A las once sonó el timbre. La Señora Hudson, entre sollozos e hipos, nos informó: El Señor Holmes había muerto.
La sostuve en brazos y le pedí que se relajara. Cuando Mary pudo atenderla, le dije que me esperase, que yo me encargaría.
Me retiré al despacho.
Holmes me había dado instrucciones precisas esa misma mañana.
– Voy a quitarme la vida, Watson- me había dicho. Estoy enfermo. No quiero someterme a las limitaciones de un proceso largo y humillante. Prefiero conquistar esta última victoria eligiendo yo las armas.
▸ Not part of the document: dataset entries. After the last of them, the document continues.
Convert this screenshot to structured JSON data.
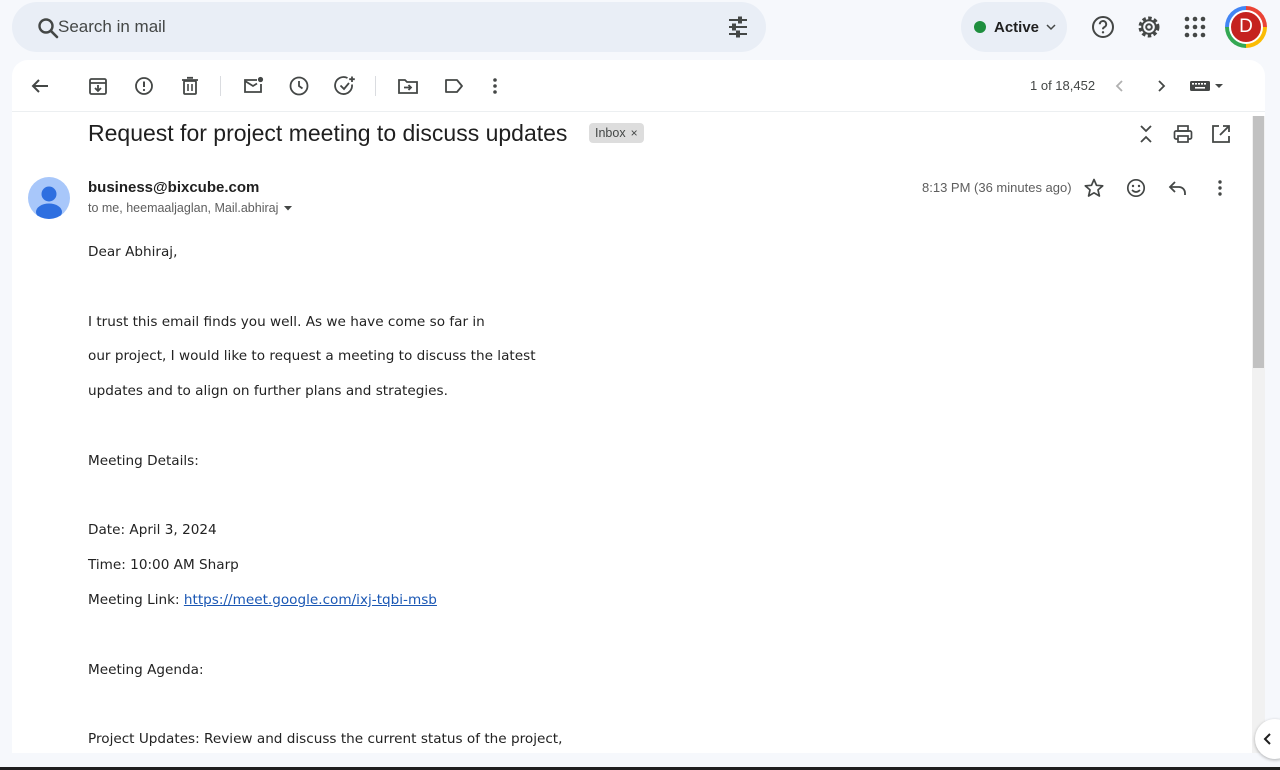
{
  "search": {
    "placeholder": "Search in mail"
  },
  "status": {
    "label": "Active",
    "color": "#1e8e3e"
  },
  "account": {
    "initial": "D"
  },
  "toolbar": {
    "counter": "1 of 18,452"
  },
  "email": {
    "subject": "Request for project meeting to discuss updates",
    "label_chip": "Inbox",
    "label_chip_remove": "×",
    "sender": "business@bixcube.com",
    "recipients": "to me, heemaaljaglan, Mail.abhiraj",
    "time": "8:13 PM (36 minutes ago)",
    "body": {
      "greeting": "Dear Abhiraj,",
      "p1_l1": "I trust this email finds you well. As we have come so far in",
      "p1_l2": "our project, I would like to request a meeting to discuss the latest",
      "p1_l3": "updates and to align on further plans and strategies.",
      "details_heading": "Meeting Details:",
      "date": "Date: April 3, 2024",
      "time": "Time: 10:00 AM Sharp",
      "link_label": "Meeting Link: ",
      "link_url": "https://meet.google.com/ixj-tqbi-msb",
      "agenda_heading": "Meeting Agenda:",
      "agenda_l1": "Project Updates: Review and discuss the current status of the project,"
    }
  },
  "colors": {
    "background": "#f6f8fc",
    "search_bg": "#e9eef6",
    "link": "#1a57b4",
    "avatar": "#c5221f"
  }
}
Yo estaba acostumbrado a las extravagancias de Holmes, por lo que, al principio, no quise tomarle en serio, hasta que insistió.
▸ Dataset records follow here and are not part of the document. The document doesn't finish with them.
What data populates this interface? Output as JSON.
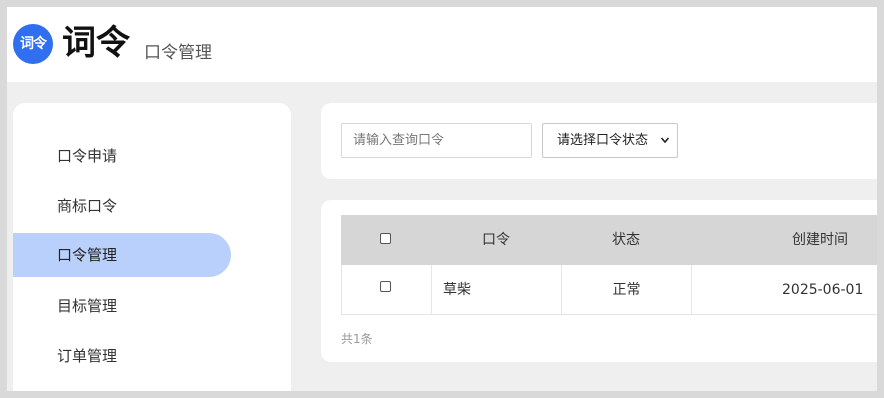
{
  "header": {
    "logo_text": "词令",
    "brand_title": "词令",
    "page_subtitle": "口令管理"
  },
  "sidebar": {
    "items": [
      {
        "label": "口令申请",
        "active": false
      },
      {
        "label": "商标口令",
        "active": false
      },
      {
        "label": "口令管理",
        "active": true
      },
      {
        "label": "目标管理",
        "active": false
      },
      {
        "label": "订单管理",
        "active": false
      }
    ]
  },
  "filters": {
    "search_placeholder": "请输入查询口令",
    "search_value": "",
    "status_select": "请选择口令状态"
  },
  "table": {
    "headers": {
      "select_all": "",
      "command": "口令",
      "status": "状态",
      "created_time": "创建时间"
    },
    "rows": [
      {
        "command": "草柴",
        "status": "正常",
        "created_time": "2025-06-01"
      }
    ],
    "total_text": "共1条"
  },
  "colors": {
    "accent": "#2f6ff0",
    "active_menu_bg": "#b8d0fb",
    "table_header_bg": "#d6d6d6",
    "page_bg": "#efeff0"
  }
}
Con una mano me ofreció una copa de Taylor´s. Con la otra me entregó una carta sellada con lacre. No supe qué decir. Las hazañas de Holmes habían devuelto al pueblo inglés la fe en la justicia. Traté de decírselo, pero me interrumpió mirándome fijamente a los ojos. Esos ojos que podían verlo todo. Después dijo:
– Me parece un hombre inteligente, Watson, pero su lealtad le ciega. ¿Sabe quién fue el autor de los crímenes que resolvimos? Debe saberlo. Fui yo, Watson. Siempre fui yo. A veces, requirió una meticulosa planificación, como en el caso de Mr Openshaw. Otras, solo tuve que reconducir los hechos. Es el privilegio del genio.
Aquí hizo una pausa.
– ¿Recuerda el carbunclo azul?
Asentí, desorientado.
– Lamentaba que Horner acabara encerrado por sustraer algo que habría malvendido por unas pintas. Ahora está libre. Hice mi propia justicia, Watson. Engañé.
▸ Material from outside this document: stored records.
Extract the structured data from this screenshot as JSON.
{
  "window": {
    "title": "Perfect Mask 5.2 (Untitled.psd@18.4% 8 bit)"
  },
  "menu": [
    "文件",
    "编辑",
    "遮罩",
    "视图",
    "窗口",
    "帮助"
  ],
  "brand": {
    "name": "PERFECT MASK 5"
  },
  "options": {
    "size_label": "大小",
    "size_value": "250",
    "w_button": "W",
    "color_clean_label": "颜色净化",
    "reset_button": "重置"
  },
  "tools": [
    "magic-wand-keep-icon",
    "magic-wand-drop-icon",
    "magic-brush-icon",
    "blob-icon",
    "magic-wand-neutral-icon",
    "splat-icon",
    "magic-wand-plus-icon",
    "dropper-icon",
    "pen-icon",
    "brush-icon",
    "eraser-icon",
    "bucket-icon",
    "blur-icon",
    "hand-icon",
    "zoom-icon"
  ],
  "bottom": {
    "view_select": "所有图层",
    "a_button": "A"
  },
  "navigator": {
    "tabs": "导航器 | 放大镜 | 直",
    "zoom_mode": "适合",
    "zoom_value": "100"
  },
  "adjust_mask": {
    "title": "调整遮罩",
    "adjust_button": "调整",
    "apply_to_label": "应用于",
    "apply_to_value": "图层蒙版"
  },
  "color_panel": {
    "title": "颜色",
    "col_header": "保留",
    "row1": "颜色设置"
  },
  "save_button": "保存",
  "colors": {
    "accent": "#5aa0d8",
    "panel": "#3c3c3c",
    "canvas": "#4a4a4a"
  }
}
Permaneció pensativo, mirando apreciativamente su oporto- Elemental- dijo.
En los pliegos que acababa de entregarme se explicaba el detalle de cada caso. Esta misma noche, la Señora Hudson encontraría una nota de suicidio. Al no encontrarle, acudiría a mí. Alrededor de las once, llamaría al timbre deshecha en llanto. Para entonces, él estaría lejos, donde podría cumplir tranquilamente con su propósito. Yo debía, entonces, dar aviso a Scotland Yard y entregar la carta.
– Me pregunto quién la abrirá- rió divertido- ¿Brandstreet, Lestrade? Ojalá sea Lestrade. Me encantaría verle la cara-Después me pidió que garantizase la mayor intimidad en su entierro. Me abrazó y rogó que le dejara con sus preparativos.
Desde mi habitación, podía oír a la Señora Hudson. Lloraba. Me pregunté qué pensaría de aquel hombre al que tanto había admirado cuando supiera la verdad, qué pensaría ese mundo al que había devuelto la esperanza. Me disponía a salir, cuando esta idea me detuvo. Miré hacia la calle. La ciudad dormía, confiada a la integridad de sus héroes. En la chimenea ardía un fuego. Yo sabía lo que tenía que hacer. Nunca había fallado a mi amigo, pero hay cosas que están por encima de la amistad. También podía reconducir los hechos. El privilegio de los escritores es elegir los finales. En el último momento, me giré y tiré la carta, que devoraron las llamas. Mientras ardía, mentalmente fui dando forma a una persecución, una pelea final en las cataratas de Reichembach.